In May, Miss Ali publicly gave evidence about her experience to MSPs, who believed her account, and launched an all-out assault on Mr Flanagan.
Mr Flanagan didn’t help matters by apologising to Miss Ali only about an hour before a parliamentary committee probing the fiasco — and only after she had threatened to launch legal action against the SPA.
In the midst of the political firestorm, one SPA board member, SNP councillor Graham Houston, even criticised the ‘appalling’ conduct of Holyrood’s public audit committee, which had earlier complained about Mr Flanagan’s ‘inappropriate’ behaviour.
Mr Flanagan is believed to have quit after learning of the content of a forthcoming report by Her Majesty’s Inspectorate of Constabulary in Scotland (HMICS), which is thought to contain a devastating analysis of the SPA’s poor performance.
In reality, the writing was on the wall long before then — and it was ignored by Mr Flanagan, who was previously at the helm of Scottish Media Group (in this role, he once sacked DJ Chris Evans after the presenter went AWOL on a drinking spree).
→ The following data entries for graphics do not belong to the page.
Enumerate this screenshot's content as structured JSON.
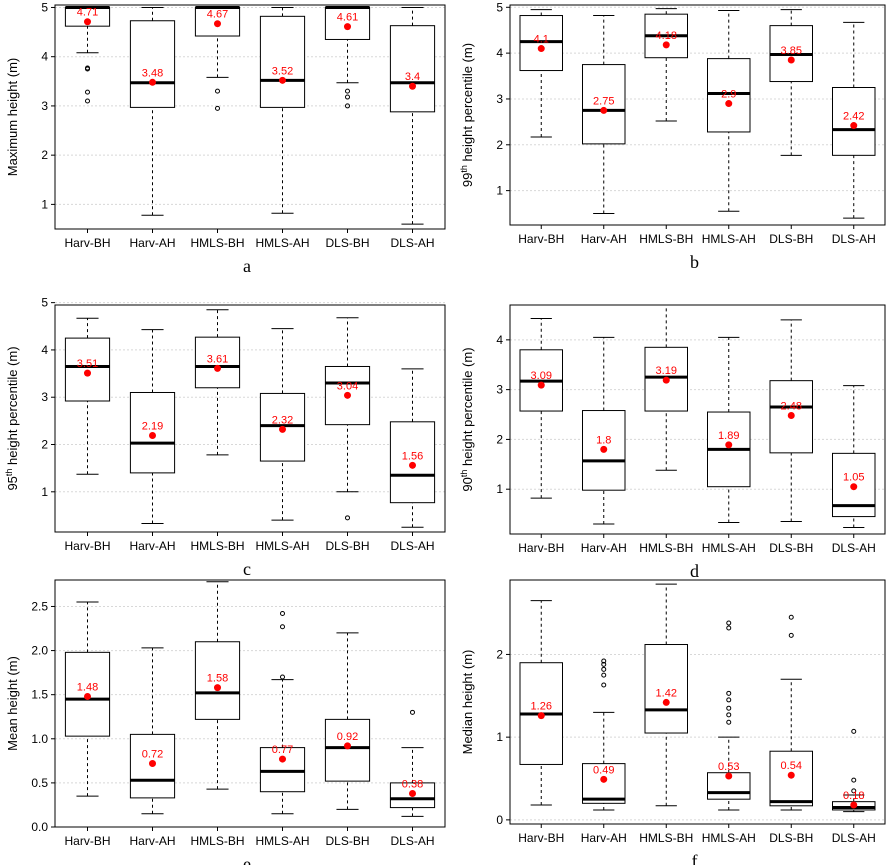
{
  "colors": {
    "mean": "#ff0000",
    "box": "#000000",
    "grid": "#d8d8d8",
    "frame": "#000000"
  },
  "chart_data": [
    {
      "id": "a",
      "type": "boxplot",
      "panel_label": "a",
      "ylabel": "Maximum height (m)",
      "ylabel_parts": [
        "Maximum height (m)"
      ],
      "categories": [
        "Harv-BH",
        "Harv-AH",
        "HMLS-BH",
        "HMLS-AH",
        "DLS-BH",
        "DLS-AH"
      ],
      "ylim": [
        0.5,
        5.05
      ],
      "yticks": [
        1,
        2,
        3,
        4,
        5
      ],
      "grid": true,
      "boxes": [
        {
          "low": 4.08,
          "q1": 4.62,
          "median": 5.0,
          "q3": 5.0,
          "high": 5.0,
          "mean": 4.71,
          "mean_label": "4.71",
          "outliers": [
            3.77,
            3.75,
            3.28,
            3.1
          ]
        },
        {
          "low": 0.78,
          "q1": 2.97,
          "median": 3.47,
          "q3": 4.73,
          "high": 5.0,
          "mean": 3.48,
          "mean_label": "3.48",
          "outliers": []
        },
        {
          "low": 3.58,
          "q1": 4.42,
          "median": 5.0,
          "q3": 5.0,
          "high": 5.0,
          "mean": 4.67,
          "mean_label": "4.67",
          "outliers": [
            3.3,
            2.95
          ]
        },
        {
          "low": 0.82,
          "q1": 2.97,
          "median": 3.52,
          "q3": 4.82,
          "high": 5.0,
          "mean": 3.52,
          "mean_label": "3.52",
          "outliers": []
        },
        {
          "low": 3.47,
          "q1": 4.35,
          "median": 5.0,
          "q3": 5.0,
          "high": 5.0,
          "mean": 4.61,
          "mean_label": "4.61",
          "outliers": [
            3.3,
            3.18,
            3.0
          ]
        },
        {
          "low": 0.6,
          "q1": 2.88,
          "median": 3.47,
          "q3": 4.63,
          "high": 5.0,
          "mean": 3.4,
          "mean_label": "3.4",
          "outliers": []
        }
      ]
    },
    {
      "id": "b",
      "type": "boxplot",
      "panel_label": "b",
      "ylabel": "99th height percentile (m)",
      "ylabel_parts": [
        "99",
        "th",
        " height percentile (m)"
      ],
      "categories": [
        "Harv-BH",
        "Harv-AH",
        "HMLS-BH",
        "HMLS-AH",
        "DLS-BH",
        "DLS-AH"
      ],
      "ylim": [
        0.25,
        5.05
      ],
      "yticks": [
        1,
        2,
        3,
        4,
        5
      ],
      "grid": true,
      "boxes": [
        {
          "low": 2.17,
          "q1": 3.62,
          "median": 4.25,
          "q3": 4.82,
          "high": 4.95,
          "mean": 4.1,
          "mean_label": "4.1",
          "outliers": []
        },
        {
          "low": 0.5,
          "q1": 2.02,
          "median": 2.75,
          "q3": 3.75,
          "high": 4.82,
          "mean": 2.75,
          "mean_label": "2.75",
          "outliers": []
        },
        {
          "low": 2.52,
          "q1": 3.9,
          "median": 4.38,
          "q3": 4.85,
          "high": 4.97,
          "mean": 4.18,
          "mean_label": "4.18",
          "outliers": []
        },
        {
          "low": 0.55,
          "q1": 2.28,
          "median": 3.12,
          "q3": 3.88,
          "high": 4.93,
          "mean": 2.9,
          "mean_label": "2.9",
          "outliers": []
        },
        {
          "low": 1.77,
          "q1": 3.38,
          "median": 3.97,
          "q3": 4.6,
          "high": 4.95,
          "mean": 3.85,
          "mean_label": "3.85",
          "outliers": []
        },
        {
          "low": 0.4,
          "q1": 1.77,
          "median": 2.33,
          "q3": 3.25,
          "high": 4.67,
          "mean": 2.42,
          "mean_label": "2.42",
          "outliers": []
        }
      ]
    },
    {
      "id": "c",
      "type": "boxplot",
      "panel_label": "c",
      "ylabel": "95th height percentile (m)",
      "ylabel_parts": [
        "95",
        "th",
        " height percentile (m)"
      ],
      "categories": [
        "Harv-BH",
        "Harv-AH",
        "HMLS-BH",
        "HMLS-AH",
        "DLS-BH",
        "DLS-AH"
      ],
      "ylim": [
        0.15,
        4.95
      ],
      "yticks": [
        1,
        2,
        3,
        4,
        5
      ],
      "grid": true,
      "boxes": [
        {
          "low": 1.37,
          "q1": 2.92,
          "median": 3.65,
          "q3": 4.25,
          "high": 4.67,
          "mean": 3.51,
          "mean_label": "3.51",
          "outliers": []
        },
        {
          "low": 0.33,
          "q1": 1.4,
          "median": 2.03,
          "q3": 3.1,
          "high": 4.43,
          "mean": 2.19,
          "mean_label": "2.19",
          "outliers": []
        },
        {
          "low": 1.78,
          "q1": 3.2,
          "median": 3.65,
          "q3": 4.27,
          "high": 4.85,
          "mean": 3.61,
          "mean_label": "3.61",
          "outliers": []
        },
        {
          "low": 0.4,
          "q1": 1.65,
          "median": 2.4,
          "q3": 3.08,
          "high": 4.45,
          "mean": 2.32,
          "mean_label": "2.32",
          "outliers": []
        },
        {
          "low": 1.0,
          "q1": 2.42,
          "median": 3.3,
          "q3": 3.65,
          "high": 4.68,
          "mean": 3.04,
          "mean_label": "3.04",
          "outliers": [
            0.45
          ]
        },
        {
          "low": 0.25,
          "q1": 0.77,
          "median": 1.35,
          "q3": 2.48,
          "high": 3.6,
          "mean": 1.56,
          "mean_label": "1.56",
          "outliers": []
        }
      ]
    },
    {
      "id": "d",
      "type": "boxplot",
      "panel_label": "d",
      "ylabel": "90th height percentile (m)",
      "ylabel_parts": [
        "90",
        "th",
        " height percentile (m)"
      ],
      "categories": [
        "Harv-BH",
        "Harv-AH",
        "HMLS-BH",
        "HMLS-AH",
        "DLS-BH",
        "DLS-AH"
      ],
      "ylim": [
        0.1,
        4.7
      ],
      "yticks": [
        1,
        2,
        3,
        4
      ],
      "grid": true,
      "boxes": [
        {
          "low": 0.82,
          "q1": 2.57,
          "median": 3.17,
          "q3": 3.8,
          "high": 4.43,
          "mean": 3.09,
          "mean_label": "3.09",
          "outliers": []
        },
        {
          "low": 0.3,
          "q1": 0.98,
          "median": 1.57,
          "q3": 2.58,
          "high": 4.05,
          "mean": 1.8,
          "mean_label": "1.8",
          "outliers": []
        },
        {
          "low": 1.38,
          "q1": 2.57,
          "median": 3.25,
          "q3": 3.85,
          "high": 4.7,
          "mean": 3.19,
          "mean_label": "3.19",
          "outliers": []
        },
        {
          "low": 0.33,
          "q1": 1.05,
          "median": 1.8,
          "q3": 2.55,
          "high": 4.05,
          "mean": 1.89,
          "mean_label": "1.89",
          "outliers": []
        },
        {
          "low": 0.35,
          "q1": 1.73,
          "median": 2.65,
          "q3": 3.18,
          "high": 4.4,
          "mean": 2.48,
          "mean_label": "2.48",
          "outliers": []
        },
        {
          "low": 0.23,
          "q1": 0.45,
          "median": 0.67,
          "q3": 1.72,
          "high": 3.08,
          "mean": 1.05,
          "mean_label": "1.05",
          "outliers": []
        }
      ]
    },
    {
      "id": "e",
      "type": "boxplot",
      "panel_label": "e",
      "ylabel": "Mean height (m)",
      "ylabel_parts": [
        "Mean height (m)"
      ],
      "categories": [
        "Harv-BH",
        "Harv-AH",
        "HMLS-BH",
        "HMLS-AH",
        "DLS-BH",
        "DLS-AH"
      ],
      "ylim": [
        0.0,
        2.8
      ],
      "yticks": [
        0.0,
        0.5,
        1.0,
        1.5,
        2.0,
        2.5
      ],
      "ytick_labels": [
        "0.0",
        "0.5",
        "1.0",
        "1.5",
        "2.0",
        "2.5"
      ],
      "grid": true,
      "boxes": [
        {
          "low": 0.35,
          "q1": 1.03,
          "median": 1.45,
          "q3": 1.98,
          "high": 2.55,
          "mean": 1.48,
          "mean_label": "1.48",
          "outliers": []
        },
        {
          "low": 0.15,
          "q1": 0.33,
          "median": 0.53,
          "q3": 1.05,
          "high": 2.03,
          "mean": 0.72,
          "mean_label": "0.72",
          "outliers": []
        },
        {
          "low": 0.43,
          "q1": 1.22,
          "median": 1.52,
          "q3": 2.1,
          "high": 2.78,
          "mean": 1.58,
          "mean_label": "1.58",
          "outliers": []
        },
        {
          "low": 0.15,
          "q1": 0.4,
          "median": 0.63,
          "q3": 0.9,
          "high": 1.67,
          "mean": 0.77,
          "mean_label": "0.77",
          "outliers": [
            2.42,
            2.27,
            1.7
          ]
        },
        {
          "low": 0.2,
          "q1": 0.52,
          "median": 0.9,
          "q3": 1.22,
          "high": 2.2,
          "mean": 0.92,
          "mean_label": "0.92",
          "outliers": []
        },
        {
          "low": 0.12,
          "q1": 0.22,
          "median": 0.32,
          "q3": 0.5,
          "high": 0.9,
          "mean": 0.38,
          "mean_label": "0.38",
          "outliers": [
            1.3
          ]
        }
      ]
    },
    {
      "id": "f",
      "type": "boxplot",
      "panel_label": "f",
      "ylabel": "Median height (m)",
      "ylabel_parts": [
        "Median height (m)"
      ],
      "categories": [
        "Harv-BH",
        "Harv-AH",
        "HMLS-BH",
        "HMLS-AH",
        "DLS-BH",
        "DLS-AH"
      ],
      "ylim": [
        -0.05,
        2.9
      ],
      "yticks": [
        0,
        1,
        2
      ],
      "grid": true,
      "boxes": [
        {
          "low": 0.18,
          "q1": 0.67,
          "median": 1.28,
          "q3": 1.9,
          "high": 2.65,
          "mean": 1.26,
          "mean_label": "1.26",
          "outliers": []
        },
        {
          "low": 0.12,
          "q1": 0.2,
          "median": 0.25,
          "q3": 0.68,
          "high": 1.3,
          "mean": 0.49,
          "mean_label": "0.49",
          "outliers": [
            1.92,
            1.88,
            1.82,
            1.75,
            1.63
          ]
        },
        {
          "low": 0.17,
          "q1": 1.05,
          "median": 1.33,
          "q3": 2.12,
          "high": 2.85,
          "mean": 1.42,
          "mean_label": "1.42",
          "outliers": []
        },
        {
          "low": 0.12,
          "q1": 0.25,
          "median": 0.33,
          "q3": 0.57,
          "high": 1.0,
          "mean": 0.53,
          "mean_label": "0.53",
          "outliers": [
            2.38,
            2.32,
            1.53,
            1.45,
            1.35,
            1.27,
            1.18
          ]
        },
        {
          "low": 0.12,
          "q1": 0.17,
          "median": 0.22,
          "q3": 0.83,
          "high": 1.7,
          "mean": 0.54,
          "mean_label": "0.54",
          "outliers": [
            2.45,
            2.23
          ]
        },
        {
          "low": 0.1,
          "q1": 0.12,
          "median": 0.15,
          "q3": 0.22,
          "high": 0.3,
          "mean": 0.18,
          "mean_label": "0.18",
          "outliers": [
            1.07,
            0.48,
            0.35
          ]
        }
      ]
    }
  ]
}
For former chartered accountant Mr Flanagan, policing was a ‘people-driven business’ which was too reliant on costly manpower (officers) and the ‘fixed estate’ (police stations).
He was hired in September 2015 to bring stability to the organisation after his predecessor, Vic Emery, was forced out by an internal revolt — Mr Emery now chairs Zero Waste Scotland, a taxpayer-funded environmental charity.
Miss Ali recently alleged that Mr Emery, former head of Edinburgh’s calamitous trams project, had called her a ‘one-trick diversity pony’ during a job appraisal.
This was said to be a description of her by HMICS boss Derek Penman — a claim Mr Penman strongly denied. Mr Emery has not commented and it seems all records have been shredded.
When Mr Flanagan was appointed, Justice Secretary Michael Matheson said ‘recent incidents have knocked confidence in policing and it is vital we address that’.
All of this matters because the SPA is meant to be guiding the police service through financial turmoil, and leading it into a new future as part of a process known as ‘Policing 2026’.
This is aimed at mapping the future of policing over the next decade — and will lead to the loss of up to 400 officers.
Indeed, the final report on Policing 2026 will be submitted to the Scottish Government soon and will be discussed at the SPA meeting on Thursday — chaired by Mr Flanagan. Just the man to spearhead such vital reform…
But really this saga — which has turned police scrutiny into a laughing-stock — is about political cowardice.
The truth is that Mr Matheson could have put Mr Flanagan out of his misery before now.
But he didn’t act, because he feared it would be politically damaging to the SNP prior to the General Election.
It was also convenient for low-profile Mr Matheson to leave Mr Flanagan and the SPA to soak up public and political criticism of policing.
The creation of the single force was a botched political experiment by the Nationalists — but they have never had the courage to admit their mistake.
Mr Matheson’s decision to let the Flanagan farce drag on for months must have been approved by Nicola Sturgeon, who knew a reminder of her Government’s shambolic police reform would be electorally damaging.
Yet again, the SNP has cynically put party political advantage ahead of the robust scrutiny of policing — and in the process has done irreparable damage to the reputation of our most prized public service.